I suppose it’s quite a difficult thing to comprehend.  That silence, that nothing, that stillness can be so energizing.   Always relying on external stimulation, it feels strange to slowly come into contact with a movement, a vibration, an energy all of your own.  We talked of such things in the intensive in Koh P, and there were times when I crossed over from intellectualising, to experiencing, what it all means…never intensely, but enough to carry it with me.

I see colours.

And that beam of white light is still there.  Solid…but not.  Can’t describe it.  It just feels stable…unflinching.

Like a light saber, more than a fire.  What is that?

And the colours.  I see yellow still – in my right hand and hips.

Orange in my groin.

Blues and purples in my head.

Red in my left shoulder.

Green down the rest of my left arm, with red fingertips.

Light blue in my stomach.

Black at the base of my spine.

Dark colours in my legs, green on the soles of my feet…

My whole experience in Burma, was in this perpetual state of always being aware of this energy inside.  I couldn’t always make contact with it, but I knew it was there, and I honestly believe that I could do that, because I was surrounded by so many people, whether they
be monks, or nuns, or ordinary Buddhists, who are experiencing their own energies, their own truths everyday.

I still wonder whether it was the right thing for me to go to Burma. Did I betray my Burmese friends and colleagues?  Have my actions supported the junta, or has my presence, along with the rest of us westerners, wedged that door open just a little wider…

Its hard, nay, impossible to tell what impact we’ve had on the people we made contact with. Whether it be through conversation, through tender, or through laughter…it doesn’t matter, I think what struck me most about the people I met, and what resonated most, when I sat back and became a wallflower, was their light, their energy.
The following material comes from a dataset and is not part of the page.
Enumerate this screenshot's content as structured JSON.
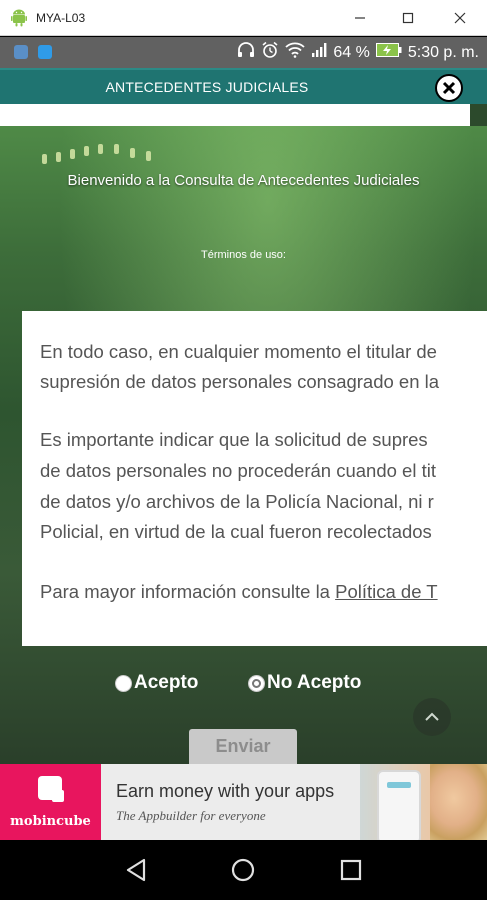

On the one hand I fear for them.  This time of transition that lay ahead, however genuine or otherwise, is monumental.  Repatriation of civilians, (there are over 300,000 EDP’s in Thailand alone),  international businesses chomping at the bit, hordes of tourists (possibly conscientious) looking to add another untouched country to their list.

On the other hand, I am in awe.  How can we – tourism, commercialism, consumerism – ever break their spirit.  A spirit that has withstood so much, for so long.  It seems to me, that they transcend what we know and understand as reality.  Afterall, what does the outside world really matter, when we can look inside ourselves and truly experience, “this is my body, and this is real.”